Así, por lo común, lograba convencerlo, o al menos aplazarlo. Pero alguna vez, de regreso de aquellas tierras, si celebraba la -al menos momentánea- expulsión o venganza, el Rey se embriagaba de forma taciturna y desconocida en él.
– Mi hermano Almíbar me habló, en tiempos, de otras cosas -decía, cuando el vino comenzaba a enturbiar sus ojos y su lengua-. Mi pequeño hermano Almíbar tenía un libro bajo la cornamusa… y allí había historias muy curiosas, que hablaban de un reino fastuoso donde los reyes dormían junto al río, en tiendas de seda y oro, y bebían en copas guarnecidas de rica pedrería. Así lo decía el libro… y decía también (bien lo recuerdo) que las torres de sus ciudades no estaban hechas por la mano de los hombres, sino que fue el viento quien cinceló sus cúpulas doradas y sus almenas azules… Sí, sí: llamad en seguida a Almíbar, llamad a mi hermanito, y decidle que su hermano-Rey le llama, y que traiga su libro, y lea para mí estas historias…
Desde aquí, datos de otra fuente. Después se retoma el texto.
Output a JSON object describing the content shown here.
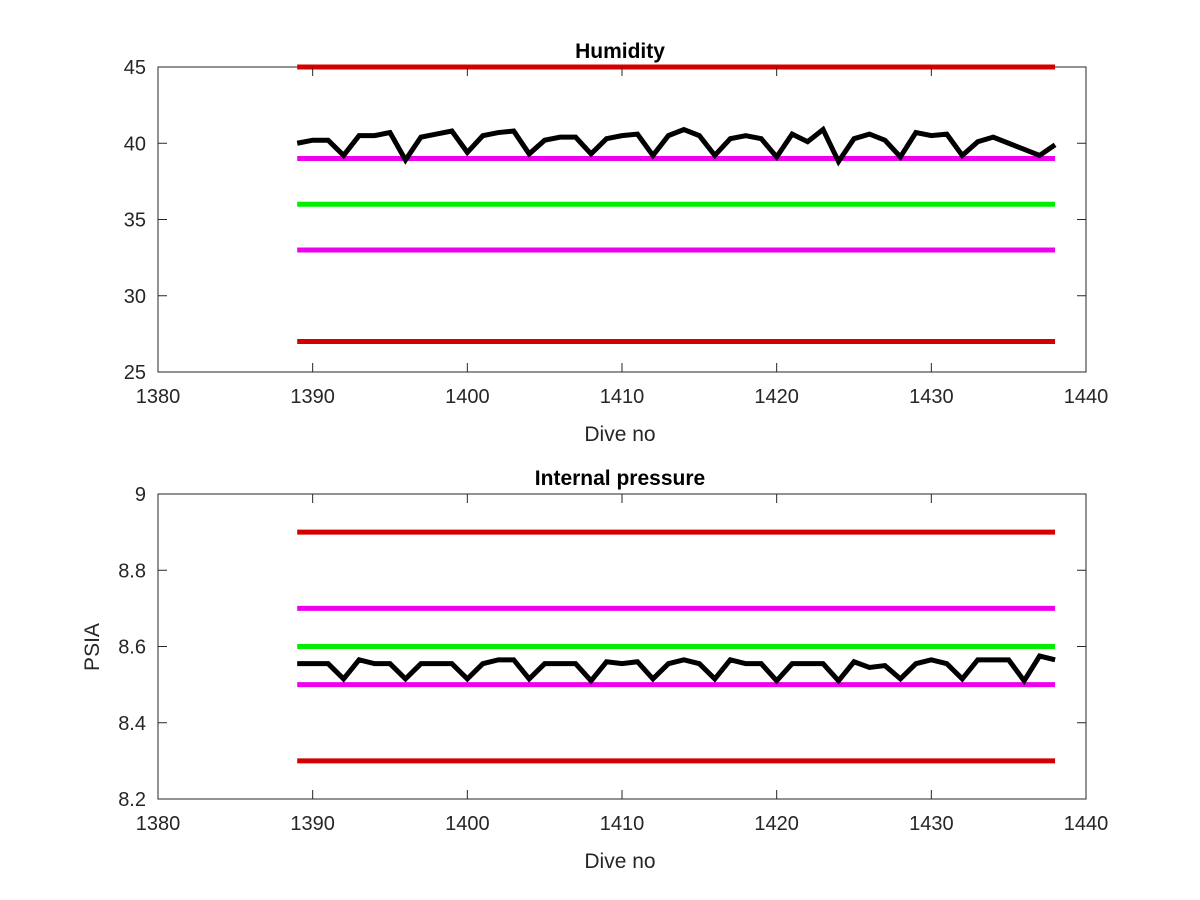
{
  "chart_data": [
    {
      "type": "line",
      "title": "Humidity",
      "xlabel": "Dive no",
      "ylabel": "",
      "xlim": [
        1380,
        1440
      ],
      "ylim": [
        25,
        45
      ],
      "xticks": [
        1380,
        1390,
        1400,
        1410,
        1420,
        1430,
        1440
      ],
      "yticks": [
        25,
        30,
        35,
        40,
        45
      ],
      "grid": false,
      "reference_lines": [
        {
          "y": 45,
          "x_range": [
            1389,
            1438
          ],
          "color": "#d40000"
        },
        {
          "y": 39,
          "x_range": [
            1389,
            1438
          ],
          "color": "#ee00ee"
        },
        {
          "y": 36,
          "x_range": [
            1389,
            1438
          ],
          "color": "#00ee00"
        },
        {
          "y": 33,
          "x_range": [
            1389,
            1438
          ],
          "color": "#ee00ee"
        },
        {
          "y": 27,
          "x_range": [
            1389,
            1438
          ],
          "color": "#d40000"
        }
      ],
      "series": [
        {
          "color": "#000000",
          "x": [
            1389,
            1390,
            1391,
            1392,
            1393,
            1394,
            1395,
            1396,
            1397,
            1398,
            1399,
            1400,
            1401,
            1402,
            1403,
            1404,
            1405,
            1406,
            1407,
            1408,
            1409,
            1410,
            1411,
            1412,
            1413,
            1414,
            1415,
            1416,
            1417,
            1418,
            1419,
            1420,
            1421,
            1422,
            1423,
            1424,
            1425,
            1426,
            1427,
            1428,
            1429,
            1430,
            1431,
            1432,
            1433,
            1434,
            1435,
            1436,
            1437,
            1438
          ],
          "values": [
            40.0,
            40.2,
            40.2,
            39.2,
            40.5,
            40.5,
            40.7,
            38.9,
            40.4,
            40.6,
            40.8,
            39.4,
            40.5,
            40.7,
            40.8,
            39.3,
            40.2,
            40.4,
            40.4,
            39.3,
            40.3,
            40.5,
            40.6,
            39.2,
            40.5,
            40.9,
            40.5,
            39.2,
            40.3,
            40.5,
            40.3,
            39.1,
            40.6,
            40.1,
            40.9,
            38.8,
            40.3,
            40.6,
            40.2,
            39.1,
            40.7,
            40.5,
            40.6,
            39.2,
            40.1,
            40.4,
            40.0,
            39.6,
            39.2,
            39.9
          ]
        }
      ]
    },
    {
      "type": "line",
      "title": "Internal pressure",
      "xlabel": "Dive no",
      "ylabel": "PSIA",
      "xlim": [
        1380,
        1440
      ],
      "ylim": [
        8.2,
        9
      ],
      "xticks": [
        1380,
        1390,
        1400,
        1410,
        1420,
        1430,
        1440
      ],
      "yticks": [
        8.2,
        8.4,
        8.6,
        8.8,
        9
      ],
      "grid": false,
      "reference_lines": [
        {
          "y": 8.9,
          "x_range": [
            1389,
            1438
          ],
          "color": "#d40000"
        },
        {
          "y": 8.7,
          "x_range": [
            1389,
            1438
          ],
          "color": "#ee00ee"
        },
        {
          "y": 8.6,
          "x_range": [
            1389,
            1438
          ],
          "color": "#00ee00"
        },
        {
          "y": 8.5,
          "x_range": [
            1389,
            1438
          ],
          "color": "#ee00ee"
        },
        {
          "y": 8.3,
          "x_range": [
            1389,
            1438
          ],
          "color": "#d40000"
        }
      ],
      "series": [
        {
          "color": "#000000",
          "x": [
            1389,
            1390,
            1391,
            1392,
            1393,
            1394,
            1395,
            1396,
            1397,
            1398,
            1399,
            1400,
            1401,
            1402,
            1403,
            1404,
            1405,
            1406,
            1407,
            1408,
            1409,
            1410,
            1411,
            1412,
            1413,
            1414,
            1415,
            1416,
            1417,
            1418,
            1419,
            1420,
            1421,
            1422,
            1423,
            1424,
            1425,
            1426,
            1427,
            1428,
            1429,
            1430,
            1431,
            1432,
            1433,
            1434,
            1435,
            1436,
            1437,
            1438
          ],
          "values": [
            8.555,
            8.555,
            8.555,
            8.515,
            8.565,
            8.555,
            8.555,
            8.515,
            8.555,
            8.555,
            8.555,
            8.515,
            8.555,
            8.565,
            8.565,
            8.515,
            8.555,
            8.555,
            8.555,
            8.51,
            8.56,
            8.555,
            8.56,
            8.515,
            8.555,
            8.565,
            8.555,
            8.515,
            8.565,
            8.555,
            8.555,
            8.51,
            8.555,
            8.555,
            8.555,
            8.51,
            8.56,
            8.545,
            8.55,
            8.515,
            8.555,
            8.565,
            8.555,
            8.515,
            8.565,
            8.565,
            8.565,
            8.51,
            8.575,
            8.565
          ]
        }
      ]
    }
  ]
}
Llamaban a Almíbar, y el medio-hermano acudía, solícito, aunque interrumpieran su sueño.
No había cambiado, desde los tiempos de aprendiz de Vigía: habíase convertido en un joven elevado a Príncipe por el Rey, y habitaba en el cercano Castillo Negro. Conservaba su ensoñadora expresión -tan ensoñadora que, al cabo, comenzóse a murmurar en la maldiciente Corte si no respondería a una profunda y muy arraigada estupidez.
En aquellas ocasiones, vestíase presuroso, y acudía junto al hermano-Rey, a quien tanto amaba. Calmábale con raras palabras -a juicio del impaciente Tuso, llenas de despropósitos-, pero que tenían la virtud de aplacar los emperrados sueños que provocaba el vino en tan poderoso como contradictorio Rey.
– Perdí aquel libro -solía decir Almíbar, entre otras cosas de difícil comprensión-. Lo perdí, cuando me enviasteis al Monasterio… Sí, lo siento mucho, hermano, pero perdí aquel libro. Y también perdí la cornamusa. Pero, decidme, ¿cómo están los queridos Pájaros Sin Nombre? ¿Os atienden bien? ¿Proliferan?
Y aunque parezca mentira, tales cosas, sin lógica ni hilación aparente, sacaban al Rey de su obcecación. Y así, durmiéndole entre confusas pláticas, le dejaba tranquilo. Al día siguiente, el Rey salía al bosque, y sus escuderos decían que muchos pájaros humildes, grises y chillones, se posaban en sus hombros, y, al parecer, a él le complacía mucho verlos. Aparentemente, al menos, olvidaba la estepa y sus molestos habitantes.
– ¡Sólo hambre, hambre y miseria! -rezongaba Tuso, deseando poner su broche de oro al tema. Y aunque no lo decía, despreciaba profundamente al Príncipe Almíbar por haber llenado, en algún tiempo que no alcanzaba a descifrar, la sesera de un Rey tan poco dado a fantasías, tan rotundo, expeditivo y desprovisto de quimeras, con tan peregrinas historias: ciudades rematadas por el viento, tiendas de seda y oro, y otras zarandajas. Y, sobre todo, por mezclar en tales pláticas una malhadada cornamusa, cuyo significado no sabía descifrar y tenía la virtud de irritarle.